Ces paroles, empruntées au premier orateur chrétien de l’époque, laissent comprendre, mieux que je ne saurais le faire, quels dons les contemporains de Fleury appréciaient surtout chez ce ministre, et en quelle estime le clergé du XVIIIe siècle tenait cet esprit d’élégante sociabilité si abondamment départi à l’ancien évêque de Fréjus. Avec une intelligence politique médiocre, le cardinal de Fleury parvint donc à dominer une génération presque tout entière par une parfaite mesure dans la conduite. Son roi, sans expansion et sans confiance envers personne, s’abandonnait à lui seul avec une docilité filiale. Aussi fallut-il toute l’infatuation de deux jeunes seigneurs admis, sous l’œil toujours ouvert du ministre, à l’intimité royale, pour organiser contre le cardinal la machination ridicule à laquelle l’hilarité publique infligea son juste châtiment, lorsqu’elle l’inscrivit dans l’histoire sous le titre de conjuration des marmousets.
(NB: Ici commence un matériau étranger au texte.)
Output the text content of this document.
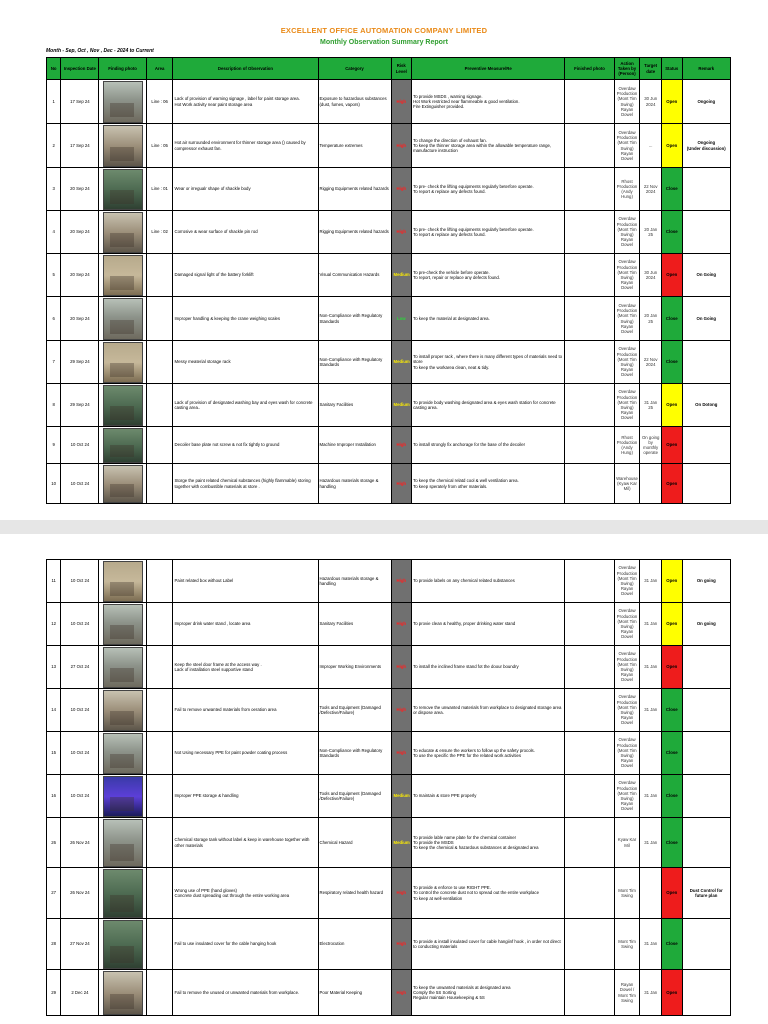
EXCELLENT OFFICE AUTOMATION COMPANY LIMITED
Monthly Observation Summary Report
Month - Sep, Oct , Nov , Dec - 2024 to Current
No	Inspection Date	Finding photo	Area	Description of Observation	Category	Risk Level	Preventive Measure/Re	Finished photo	Action Taken by (Person)	Target date	Status	Remark
1	17 Sep 24		Line : 06	Lack of provision of warning signage , label for paint storage area.
Hot Work activity near paint storage area	Exposure to hazardous substances (dust, fumes, vapors)	High	To provide MSDS , warning signage.
Hot Work restricted near flammeable & good ventilation.
Fire Extinguisher provided.		Overdaw Production (Mont Tim Swing) Rayan Dowel	30 Jun 2024	Open	Ongoing
2	17 Sep 24		Line : 05	Hot air surrounded environment for thinner storage area () caused by compressor exhaust fan.	Temperature extremes	High	To change the direction of exhaust fan.
To keep the thinner storage area within the allowable temperature range, manufacture instruction		Overdaw Production (Mont Tim Swing) Rayan Dowel	...	Open	Ongoing
(Under discussion)
3	20 Sep 24		Line : 01	Wear or irregualr shape of shackle body	Rigging Equipments related hazards	High	To pre- check the lifting equipments regularly beterfore operate.
To report & replace any defects found.		Rhost Production (Andy Hung)	22 Nov 2024	Close	
4	20 Sep 24		Line : 02	Corrosive & wear surface of shackle pin rod	Rigging Equipments related hazards	High	To pre- check the lifting equipments regularly beterfore operate.
To report & replace any defects found.		Overdaw Production (Mont Tim Swing) Rayan Dowel	20 Jan 25	Close	
5	20 Sep 24			Damaged signal light of the battery forklift	Visual Communication Hazards	Medium	To pre-check the vehicle before operate.
To report, repair or replace any defects found.		Overdaw Production (Mont Tim Swing) Rayan Dowel	30 Jun 2024	Open	On Going
6	20 Sep 24			Improper handling & keeping the crane weighing scales	Non-Compliance with Regulatory Standards	Low	To keep the material at designated area.		Overdaw Production (Mont Tim Swing) Rayan Dowel	20 Jan 25	Close	On Going
7	29 Sep 24			Messy meaterial storage rack	Non-Compliance with Regulatory Standards	Medium	To install proper rack , where there is many different types of materials need to store
To keep the workarea clean, neat & tidy.		Overdaw Production (Mont Tim Swing) Rayan Dowel	22 Nov 2024	Close	
8	29 Sep 24			Lack of provision of designated washing bay and eyes wash for concrete casting area..	Sanitary Facilities	Medium	To provide body washing designated area & eyes wash station for concrete casting area.		Overdaw Production (Mont Tim Swing) Rayan Dowel	31 Jan 25	Open	On Dotong
9	10 Oct 24			Decoiler base plate not screw & not fix tightly to ground	Machine Improper Installation	High	To install strongly fix anchorage for the base of the decoiler		Rhost Production (Andy Hung)	On going by monthly operate	Open	
10	10 Oct 24			Storge the paint related chemical substances (highly flammable) storing together with combustible materials at store .	Hazardous materials storage & handling	High	To keep the chemical relatd cool & well ventilation area.
To keep sperately from other materials.		Warehouse (Kyaw Kar Mil)		Open	
11	10 Oct 24			Paint related box without Label	Hazardous materials storage & handling	High	To provide labels on any chemical related substances		Overdaw Production (Mont Tim Swing) Rayan Dowel	31 Jan	Open	On going
12	10 Oct 24			Improper drink water stand , locate area	Sanitary Facilities	High	To provie clean & healthy, proper drinking water stand		Overdaw Production (Mont Tim Swing) Rayan Dowel	31 Jan	Open	On going
13	27 Oct 24			Keep the steel door frame at the access way .
Lack of installation steel supportive stand	Improper Working Environments	High	To install the inclined frame stand fot the doour boundry		Overdaw Production (Mont Tim Swing) Rayan Dowel	31 Jan	Open	
14	10 Oct 24			Fail to remove unwanted materials from oeration area	Tools and Equipment (Damaged /Defective/Failure)	High	To remove the unwanted materials from workplace to designated storage area or dispose area.		Overdaw Production (Mont Tim Swing) Rayan Dowel	31 Jan	Close	
15	10 Oct 24			Not Using necessary PPE for paint powder coating process	Non-Compliance with Regulatory Standards	High	To educate & ensure the workers to follow up the safety procols.
To use the specific the PPE for the related work activities		Overdaw Production (Mont Tim Swing) Rayan Dowel		Close	
16	10 Oct 24			Improper PPE storage & handling	Tools and Equipment (Damaged /Defective/Failure)	Medium	To maintain & store PPE properly		Overdaw Production (Mont Tim Swing) Rayan Dowel	31 Jan	Close	
26	26 Nov 24			Chemical storage tank without label & keep in warehouse together with other materials	Chemical Hazard	Medium	To provide lable name plate for the chemical container
To provide the MSDS
To keep the chemical & hazardous substances at designated area		Kyaw Kar Mil	31 Jan	Close	
27	26 Nov 24			Wrong use of PPE (hand gloves)
Concrete dust spreading out through the entire working area	Respiratory related health hazard	High	To provide & enforce to use RIGHT PPE.
To control the concrete dust not to spread out the entire workplace
To keep at well-ventilation		Mont Tim Swing		Open	Dust Control for future plan
28	27 Nov 24			Fail to use insulated cover for the cable hanging hook	Electrocution	High	To provide & install insulated cover for cable hangiinf hook , in order not direct to conducting materials		Mont Tim Swing	31 Jan	Close	
29	2 Dec 24			Fail to remove the unused or unwanted materials from workplace.	Poor Material Keeping	High	To keep the unwanted materials at designated area
Comply the 5S Sorting
Regular maintain Housekeeping & 5S		Rayan Dowel / Mont Tim Swing	31 Jan	Open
L’éducation à laquelle avait présidé Fleury paraissait d’ailleurs avoir si bien réussi, que le plus charmant et le plus exposé des princes, marié à une femme sans beauté et déjà sans jeunesse, avait atteint l’âge de vingt-quatre ans sans avoir troublé par aucun scandale la régularité imprimée par une main octogénaire à la cour qui avait vu les désordres des deux gouvernemens précédens.

  1. Prov., c. 18.
  2. Oraison funèbre du cardinal de Fleury, prononcée le 25 mai 1743 par le père de Nerville, de la compagnie de Jésus.